Chromosome number of Dryopolystichum phaeostigma. A Chromosomes at mitosis metaphase, 2n = ca. 164 (SITW10443) B explanatory illustration of A. Scale bars = 10 μm.

Our flow cytometry and spore count results indicate that Dryopolystichum phaeostigma is sexually reproducing and has 32 spores per sporangium (Fig. 5).
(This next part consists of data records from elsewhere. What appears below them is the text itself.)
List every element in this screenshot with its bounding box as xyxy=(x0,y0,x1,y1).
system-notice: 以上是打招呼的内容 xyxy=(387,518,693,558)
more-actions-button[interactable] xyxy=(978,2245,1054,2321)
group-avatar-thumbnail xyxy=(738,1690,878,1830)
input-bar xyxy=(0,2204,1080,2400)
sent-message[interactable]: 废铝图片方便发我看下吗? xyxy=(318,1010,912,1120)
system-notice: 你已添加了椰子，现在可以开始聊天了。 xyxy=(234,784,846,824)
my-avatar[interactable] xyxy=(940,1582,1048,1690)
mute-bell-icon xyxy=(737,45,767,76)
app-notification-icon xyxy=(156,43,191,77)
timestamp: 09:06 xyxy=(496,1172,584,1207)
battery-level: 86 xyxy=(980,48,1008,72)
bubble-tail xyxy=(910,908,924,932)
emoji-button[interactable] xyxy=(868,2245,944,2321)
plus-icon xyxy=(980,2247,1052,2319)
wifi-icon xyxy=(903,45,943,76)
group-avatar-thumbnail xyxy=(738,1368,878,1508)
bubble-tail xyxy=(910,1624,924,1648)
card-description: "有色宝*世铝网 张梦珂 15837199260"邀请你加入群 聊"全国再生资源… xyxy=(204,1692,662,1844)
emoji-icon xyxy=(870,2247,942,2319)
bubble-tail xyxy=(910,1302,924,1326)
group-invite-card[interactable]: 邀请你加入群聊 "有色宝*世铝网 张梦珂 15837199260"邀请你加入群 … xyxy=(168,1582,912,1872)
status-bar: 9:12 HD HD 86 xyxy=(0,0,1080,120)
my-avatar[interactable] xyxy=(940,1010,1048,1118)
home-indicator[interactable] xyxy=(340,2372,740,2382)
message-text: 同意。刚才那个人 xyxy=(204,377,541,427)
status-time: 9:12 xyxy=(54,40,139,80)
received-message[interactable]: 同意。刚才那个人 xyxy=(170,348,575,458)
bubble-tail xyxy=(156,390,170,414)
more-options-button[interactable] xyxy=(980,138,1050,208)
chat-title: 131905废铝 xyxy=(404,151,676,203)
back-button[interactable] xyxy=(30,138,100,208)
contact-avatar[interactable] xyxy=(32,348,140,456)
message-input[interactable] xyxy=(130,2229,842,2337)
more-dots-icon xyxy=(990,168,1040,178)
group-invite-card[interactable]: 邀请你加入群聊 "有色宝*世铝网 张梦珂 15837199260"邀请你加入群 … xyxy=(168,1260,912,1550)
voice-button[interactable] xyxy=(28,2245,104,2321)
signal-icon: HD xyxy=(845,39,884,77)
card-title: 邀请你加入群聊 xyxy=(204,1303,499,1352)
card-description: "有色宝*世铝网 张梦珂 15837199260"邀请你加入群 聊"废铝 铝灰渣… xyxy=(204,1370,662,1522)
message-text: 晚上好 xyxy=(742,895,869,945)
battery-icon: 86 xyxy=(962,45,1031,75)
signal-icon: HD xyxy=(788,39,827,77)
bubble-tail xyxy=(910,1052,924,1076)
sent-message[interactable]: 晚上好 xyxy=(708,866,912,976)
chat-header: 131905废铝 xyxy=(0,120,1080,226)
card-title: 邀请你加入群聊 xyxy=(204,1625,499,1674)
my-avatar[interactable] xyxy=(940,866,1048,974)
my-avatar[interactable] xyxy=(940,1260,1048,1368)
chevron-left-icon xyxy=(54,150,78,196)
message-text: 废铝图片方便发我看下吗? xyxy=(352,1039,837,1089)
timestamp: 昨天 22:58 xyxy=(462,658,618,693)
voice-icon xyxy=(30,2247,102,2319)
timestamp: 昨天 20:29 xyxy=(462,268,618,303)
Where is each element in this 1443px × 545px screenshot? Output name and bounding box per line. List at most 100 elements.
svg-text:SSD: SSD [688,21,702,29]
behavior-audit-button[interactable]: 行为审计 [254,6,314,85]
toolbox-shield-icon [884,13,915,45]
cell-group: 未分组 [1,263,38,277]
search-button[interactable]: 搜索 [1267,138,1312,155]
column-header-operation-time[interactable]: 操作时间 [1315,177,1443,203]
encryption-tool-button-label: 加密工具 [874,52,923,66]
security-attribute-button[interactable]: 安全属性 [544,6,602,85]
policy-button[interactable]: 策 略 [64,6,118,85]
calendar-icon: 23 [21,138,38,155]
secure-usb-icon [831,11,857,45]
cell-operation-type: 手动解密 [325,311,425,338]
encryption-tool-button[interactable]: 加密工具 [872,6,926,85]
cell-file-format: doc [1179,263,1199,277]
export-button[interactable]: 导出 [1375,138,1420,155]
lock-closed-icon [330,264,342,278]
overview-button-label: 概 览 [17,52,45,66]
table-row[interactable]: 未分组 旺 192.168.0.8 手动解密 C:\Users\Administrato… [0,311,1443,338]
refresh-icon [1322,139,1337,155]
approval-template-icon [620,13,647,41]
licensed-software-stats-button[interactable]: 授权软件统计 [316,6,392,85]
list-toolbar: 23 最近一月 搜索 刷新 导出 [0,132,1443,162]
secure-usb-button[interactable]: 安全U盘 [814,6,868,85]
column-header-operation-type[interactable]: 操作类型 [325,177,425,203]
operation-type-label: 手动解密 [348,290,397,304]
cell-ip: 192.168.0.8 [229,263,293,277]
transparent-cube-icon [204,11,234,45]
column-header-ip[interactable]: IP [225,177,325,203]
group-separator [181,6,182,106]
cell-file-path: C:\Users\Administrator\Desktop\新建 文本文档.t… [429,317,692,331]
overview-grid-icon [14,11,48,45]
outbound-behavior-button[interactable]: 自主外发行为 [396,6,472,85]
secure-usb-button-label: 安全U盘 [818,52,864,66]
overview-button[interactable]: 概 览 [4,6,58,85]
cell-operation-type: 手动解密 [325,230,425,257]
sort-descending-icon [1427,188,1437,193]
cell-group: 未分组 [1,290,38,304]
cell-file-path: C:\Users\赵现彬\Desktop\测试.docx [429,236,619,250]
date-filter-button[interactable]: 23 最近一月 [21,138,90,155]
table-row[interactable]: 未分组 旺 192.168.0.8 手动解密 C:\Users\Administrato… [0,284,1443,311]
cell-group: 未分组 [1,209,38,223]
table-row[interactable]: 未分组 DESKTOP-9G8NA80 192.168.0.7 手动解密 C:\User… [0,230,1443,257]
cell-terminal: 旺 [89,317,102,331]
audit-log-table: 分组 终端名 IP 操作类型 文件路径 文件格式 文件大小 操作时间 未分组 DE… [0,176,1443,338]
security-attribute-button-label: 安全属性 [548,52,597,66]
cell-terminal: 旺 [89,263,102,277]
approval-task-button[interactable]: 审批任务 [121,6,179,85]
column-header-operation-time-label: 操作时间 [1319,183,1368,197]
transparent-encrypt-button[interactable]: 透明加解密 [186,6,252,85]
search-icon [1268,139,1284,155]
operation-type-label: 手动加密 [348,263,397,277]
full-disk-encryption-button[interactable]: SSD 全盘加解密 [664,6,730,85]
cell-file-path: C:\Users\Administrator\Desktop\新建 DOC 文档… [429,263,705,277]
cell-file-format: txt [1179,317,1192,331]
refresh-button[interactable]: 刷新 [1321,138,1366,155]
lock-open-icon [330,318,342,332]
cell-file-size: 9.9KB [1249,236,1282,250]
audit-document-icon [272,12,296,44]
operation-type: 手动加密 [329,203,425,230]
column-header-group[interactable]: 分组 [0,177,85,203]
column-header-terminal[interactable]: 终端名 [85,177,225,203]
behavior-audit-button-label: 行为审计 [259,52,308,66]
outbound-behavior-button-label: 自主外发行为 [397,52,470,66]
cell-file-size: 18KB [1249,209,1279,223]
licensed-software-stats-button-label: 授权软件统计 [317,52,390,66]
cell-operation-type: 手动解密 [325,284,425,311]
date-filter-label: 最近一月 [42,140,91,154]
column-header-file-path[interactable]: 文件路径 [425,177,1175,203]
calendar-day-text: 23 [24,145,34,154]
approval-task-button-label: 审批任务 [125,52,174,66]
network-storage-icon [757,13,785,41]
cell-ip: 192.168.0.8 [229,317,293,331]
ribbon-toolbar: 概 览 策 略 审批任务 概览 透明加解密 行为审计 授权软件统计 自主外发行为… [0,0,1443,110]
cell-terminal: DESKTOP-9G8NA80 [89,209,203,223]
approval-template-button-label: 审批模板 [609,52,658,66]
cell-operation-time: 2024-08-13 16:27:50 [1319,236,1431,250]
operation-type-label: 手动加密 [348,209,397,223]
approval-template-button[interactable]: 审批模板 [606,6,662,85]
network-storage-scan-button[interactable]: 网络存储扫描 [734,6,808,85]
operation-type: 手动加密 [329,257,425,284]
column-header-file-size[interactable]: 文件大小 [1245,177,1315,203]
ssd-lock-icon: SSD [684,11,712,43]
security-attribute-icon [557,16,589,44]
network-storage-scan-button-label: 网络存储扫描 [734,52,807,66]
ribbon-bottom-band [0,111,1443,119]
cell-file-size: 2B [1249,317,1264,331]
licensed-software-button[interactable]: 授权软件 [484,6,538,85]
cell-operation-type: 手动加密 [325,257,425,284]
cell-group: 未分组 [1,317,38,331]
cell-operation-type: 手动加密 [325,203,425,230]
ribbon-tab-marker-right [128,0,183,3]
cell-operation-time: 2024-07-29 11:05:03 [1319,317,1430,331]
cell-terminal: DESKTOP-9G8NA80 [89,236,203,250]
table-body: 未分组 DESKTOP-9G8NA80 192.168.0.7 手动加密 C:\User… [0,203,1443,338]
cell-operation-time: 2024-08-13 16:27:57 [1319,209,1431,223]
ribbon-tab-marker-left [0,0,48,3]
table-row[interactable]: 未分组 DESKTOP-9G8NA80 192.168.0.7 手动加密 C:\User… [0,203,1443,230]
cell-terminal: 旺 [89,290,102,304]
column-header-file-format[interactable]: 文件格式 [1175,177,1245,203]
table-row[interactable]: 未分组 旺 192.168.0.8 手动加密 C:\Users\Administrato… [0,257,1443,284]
In Polypodiales, sporogenesis leading to the formation of 64 spores in a sporangium is by far the most common pattern of sexually reproducing species, e.g., Aspleniaceae (Gabancho et al. 2010), Athyriaceae (Kato et al. 1992, Takamiya et al. 1999), Davalliaceae (Chen et al. 2014), Dryopteridaceae (Lu et al. 2006), Polypodiaceae (Wang et al. 2011), Pteridaceae (Huang et al. 2006), and Thelypteridaceae (Ebihara et al. 2014). Cases of sporogenesis resulting in 32 spores per sporangium are known from a few Polypodiales ferns but all belong to the suborders Lindsaeineae and Pteridineae, i.e., Lindsaeaceae (Lin et al. 1990), Cystodiaceae (Gastony 1981), and Ceratopteris (Pteridaceae; Lloyd 1973). Our study provides the first confirmed case of a sexual reproduction with 32 spores per sporangium in the suborder Polypodiineae.

Figure 5. 

Relative DNA contents of Dryopolystichum phaeostigma spore and leaf nuclei inferred by flow cytometry.